Consideriamo ora due fotoni entangled, uno dei quali inviato a un osservatore donna, e l’altro
all’osservatore uomo. I due osservatori possono anche essere lontani fra loro, ma i due fotoni
entangled devono avere polarizzazioni ortogonali. Quindi quando la donna misura la polarizzazione
del suo fotone e la trova, diciamo, verticale, sappiamo istantaneamente che il fotone dell’uomo avrà
polarizzazione orizzontale – anche se l’uomo non l’ha ancora misurata! La teoria quantistica però ci
dice che prima che l’uomo misuri il suo fotone, questo non può avere valore preciso per la sua
polarizzazione, ma si trova in una sovrapposizione di stati. Solo nel momento in cui l’uomo lo
misura diventa fisicamente vero.

Come si può allora sapere il risultato prima della misura? Secondo la teoria quantistica, la
misurazione della polarizzazione verticale della donna fa collassare istantaneamente entrambi i
fotoni, così il fotone dell’uomo risulterà polarizzato orizzontalmente.

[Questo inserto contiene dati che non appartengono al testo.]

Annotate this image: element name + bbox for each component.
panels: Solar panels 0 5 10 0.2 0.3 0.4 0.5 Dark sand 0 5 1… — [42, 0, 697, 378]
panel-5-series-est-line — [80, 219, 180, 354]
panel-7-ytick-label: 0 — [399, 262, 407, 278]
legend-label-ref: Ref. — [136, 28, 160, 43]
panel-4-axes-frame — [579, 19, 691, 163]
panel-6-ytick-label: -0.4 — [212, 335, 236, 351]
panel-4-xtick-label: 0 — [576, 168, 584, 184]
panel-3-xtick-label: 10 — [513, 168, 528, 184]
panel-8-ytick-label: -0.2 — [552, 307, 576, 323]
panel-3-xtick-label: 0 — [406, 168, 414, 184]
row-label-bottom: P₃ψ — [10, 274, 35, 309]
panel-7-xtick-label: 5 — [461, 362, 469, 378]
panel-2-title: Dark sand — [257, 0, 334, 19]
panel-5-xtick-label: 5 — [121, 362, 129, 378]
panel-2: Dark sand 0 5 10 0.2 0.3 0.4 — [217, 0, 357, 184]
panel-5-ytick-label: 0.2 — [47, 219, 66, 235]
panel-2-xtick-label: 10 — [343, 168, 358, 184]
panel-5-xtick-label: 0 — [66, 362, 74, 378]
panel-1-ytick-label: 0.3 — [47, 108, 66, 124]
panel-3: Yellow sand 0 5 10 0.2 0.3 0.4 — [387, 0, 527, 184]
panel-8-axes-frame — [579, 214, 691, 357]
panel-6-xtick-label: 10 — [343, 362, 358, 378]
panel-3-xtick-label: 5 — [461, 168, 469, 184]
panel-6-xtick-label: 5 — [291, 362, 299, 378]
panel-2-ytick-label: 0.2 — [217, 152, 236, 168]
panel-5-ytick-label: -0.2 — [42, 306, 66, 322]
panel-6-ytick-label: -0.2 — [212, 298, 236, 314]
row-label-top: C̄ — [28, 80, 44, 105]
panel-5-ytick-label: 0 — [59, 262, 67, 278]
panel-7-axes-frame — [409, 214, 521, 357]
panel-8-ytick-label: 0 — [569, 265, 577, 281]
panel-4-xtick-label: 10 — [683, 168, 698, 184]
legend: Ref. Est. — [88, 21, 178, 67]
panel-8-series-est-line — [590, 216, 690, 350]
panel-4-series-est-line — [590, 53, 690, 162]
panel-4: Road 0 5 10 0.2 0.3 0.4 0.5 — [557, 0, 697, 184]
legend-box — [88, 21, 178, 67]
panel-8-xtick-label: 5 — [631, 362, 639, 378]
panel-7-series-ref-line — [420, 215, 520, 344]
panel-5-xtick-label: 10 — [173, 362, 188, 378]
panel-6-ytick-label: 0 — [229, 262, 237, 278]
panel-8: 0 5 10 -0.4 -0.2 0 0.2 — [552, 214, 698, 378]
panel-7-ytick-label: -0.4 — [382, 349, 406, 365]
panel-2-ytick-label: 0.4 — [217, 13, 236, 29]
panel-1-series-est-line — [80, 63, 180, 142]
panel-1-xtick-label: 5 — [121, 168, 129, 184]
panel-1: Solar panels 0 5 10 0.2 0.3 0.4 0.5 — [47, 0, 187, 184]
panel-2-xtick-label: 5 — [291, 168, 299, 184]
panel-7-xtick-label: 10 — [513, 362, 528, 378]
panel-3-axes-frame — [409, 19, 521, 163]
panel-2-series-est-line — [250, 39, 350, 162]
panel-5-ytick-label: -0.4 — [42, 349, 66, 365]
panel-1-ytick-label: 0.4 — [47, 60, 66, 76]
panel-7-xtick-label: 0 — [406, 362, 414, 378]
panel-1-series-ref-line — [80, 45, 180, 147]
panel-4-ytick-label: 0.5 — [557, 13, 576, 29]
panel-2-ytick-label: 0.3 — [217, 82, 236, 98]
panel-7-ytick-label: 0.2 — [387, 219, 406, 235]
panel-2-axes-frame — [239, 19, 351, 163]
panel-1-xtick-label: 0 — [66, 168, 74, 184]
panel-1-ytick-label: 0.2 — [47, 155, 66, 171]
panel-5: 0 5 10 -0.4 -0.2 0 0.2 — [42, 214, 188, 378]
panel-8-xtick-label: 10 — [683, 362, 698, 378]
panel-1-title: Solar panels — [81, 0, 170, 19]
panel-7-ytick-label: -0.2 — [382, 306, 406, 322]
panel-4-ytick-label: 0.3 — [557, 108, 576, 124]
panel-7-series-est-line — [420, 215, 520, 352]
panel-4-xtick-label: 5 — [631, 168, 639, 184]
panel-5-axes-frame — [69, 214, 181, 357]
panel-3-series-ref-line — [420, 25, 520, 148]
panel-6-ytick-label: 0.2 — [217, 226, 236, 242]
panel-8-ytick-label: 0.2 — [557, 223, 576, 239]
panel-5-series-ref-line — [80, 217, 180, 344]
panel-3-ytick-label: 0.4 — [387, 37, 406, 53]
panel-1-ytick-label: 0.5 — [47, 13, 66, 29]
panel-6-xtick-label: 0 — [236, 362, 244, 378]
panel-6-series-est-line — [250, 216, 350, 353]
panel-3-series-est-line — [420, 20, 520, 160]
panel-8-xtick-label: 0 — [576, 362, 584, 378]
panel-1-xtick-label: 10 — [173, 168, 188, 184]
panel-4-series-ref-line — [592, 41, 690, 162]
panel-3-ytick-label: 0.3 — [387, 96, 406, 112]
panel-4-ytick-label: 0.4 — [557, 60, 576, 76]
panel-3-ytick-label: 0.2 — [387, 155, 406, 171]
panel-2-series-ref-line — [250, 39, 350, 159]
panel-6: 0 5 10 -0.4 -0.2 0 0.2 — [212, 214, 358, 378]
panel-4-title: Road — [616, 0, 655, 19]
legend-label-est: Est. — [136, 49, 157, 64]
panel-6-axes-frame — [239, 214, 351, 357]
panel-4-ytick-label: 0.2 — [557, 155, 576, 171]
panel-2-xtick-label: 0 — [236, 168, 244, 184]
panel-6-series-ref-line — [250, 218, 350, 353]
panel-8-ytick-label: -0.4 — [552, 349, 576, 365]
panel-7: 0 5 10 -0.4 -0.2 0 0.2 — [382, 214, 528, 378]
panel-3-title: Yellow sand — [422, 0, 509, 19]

Einstein e la teoria di Bell

Tuttavia Einstein sosteneva che queste comunicazioni istantanee del valore della polarizzazione fra
i due fotoni non potevano essere in accordo con la relatività, perché niente può viaggiare più
veloce della luce. Einstein credeva quindi che l’unico modo per uscire da questo paradosso fosse di
assumere che il fotone dell’uomo possedesse alcune proprietà fisse che sono nascoste alla nostra
vista, chiamate variabili nascoste, e come lui tutte le particelle. In questo modo non sono
richieste comunicazioni più veloci della velocità della luce, perché la proprietà della particella è
fissata quando la particella stessa è creata. Nel 1964 John Bell sviluppò un teorema per dimostrare
l’azione a distanza. Si arrivò alla seguente conclusione: ciò che succede a una particella influenza
immediatamente le altre. Einstein, come al solito, aveva influenzato la fisica del futuro!